Setelah sehari sebelumnya melakukan study tiru ke Dinas Pemberdayaan Perempuan, Perlindungan Anak dan Kependudukan (DP3AK) Provinsi Jawa Timur, Selasa (07/5/2024), Sekretariat Dewan (Setwan) DPRD Provinsi Bali bersama Forum Wartawan Dewan (FORWARD) DPRD Provinsi Bali kembali melanjutkan study tiru menyambangi DP3AK Pemerintah Kota (Pemkot Surabaya).
Kegiatan study tiru tersebut dipimpin langsung Kabag Persidangan dan Fasilitasi Fungsi DPRD Bali, I Gusti Agung Nyoman Alit Wikrama, didampingi Kasubag Tata Kepegawaian Humas Protokol Sekretariat DPRD Provinsi Bali, Kadek Putra Suantara, Ketua Forwad DPRD Bali Made Arnyana dan diikuti puluhan wartawan yang bertugas di DPRD Provinsi Bali.
Dalam paparan presentasinya di hadapan rombongan Setwan DPRD Bali, Kabid Pengarusutamaan Gender dan Pemenuhan Hak Anak Kota Surabaya, Relita Wulandari menyampaikan, sejak 8 tahun lalu
Pemerintah Kota (Pemkot) Surabaya menerapkan Kampung Arek Suroboyo Ramah Perempuan dan Anak (KAS-RPA) yang bertujuan untuk meningkatkan pemberdayaan di kelurahan dan kecamatan, agar lebih responsif menangani masalah yang melibatkan perempuan dan anak.
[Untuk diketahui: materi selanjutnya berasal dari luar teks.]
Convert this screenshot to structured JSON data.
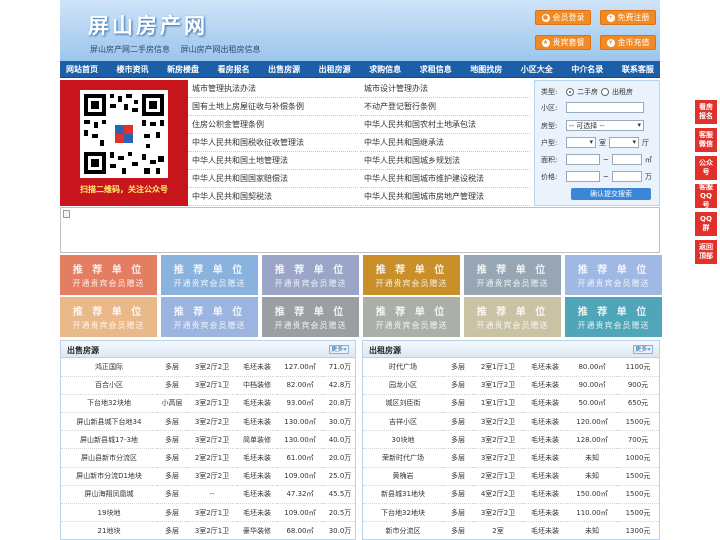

Program tersebut lanjut Relita, merupakan bagian dari terjemahan Surabaya Kota Responsif Gender.

Hal tersebut kata Relita, semakin dikuatkan saat Pemkot Surabaya bersama Unicef dan Bappenas RI melakukan Penandatanganan Rencana Kerja Tahunan (RKT) tentang Pemenuhan Konvensi Hak Anak untuk Program Child Friendly Cities Initiative (CFCI) belum lama ini. Bahkan, Kementerian Pemberdayaan Perempuan dan Perlindungan Anak (PPPA) RI memberikan apresiasi kepada seluruh elemen masyarakat di Kota Surabaya yang terus berkomitmen menjadikan Surabaya sebagai Kota Layak Anak Tingkat Dunia. Hasilnya, Kota Surabaya mampu terpilih menjadi kota pertama di Indonesia sebagai pilot program C-F-C-I, yakni memiliki potensi besar menjadi Kota Layak Anak Tingkat Dunia yang berstandar internasional. Lebih jauh Relita Wulandari menyampaikan, terdapat lima indikator pendukung penerapan KAS-RPA di antaranya adalah Kampung Aman, Kampung Belajar, Kampung Sehat, Kampung Asuh, serta Kampung Kreatif dan Produktif.
Lebih lanjut pihaknya berharap, bagaimana seluruh masyarakat dari tingkat RT, RW, dan KSH lebih responsif kepada anak dan perempuan. “Hal ini sebagai upaya meminimalisir kasus kekerasan pada anak dan perempuan di kota pahlawan ini,” ujarnya.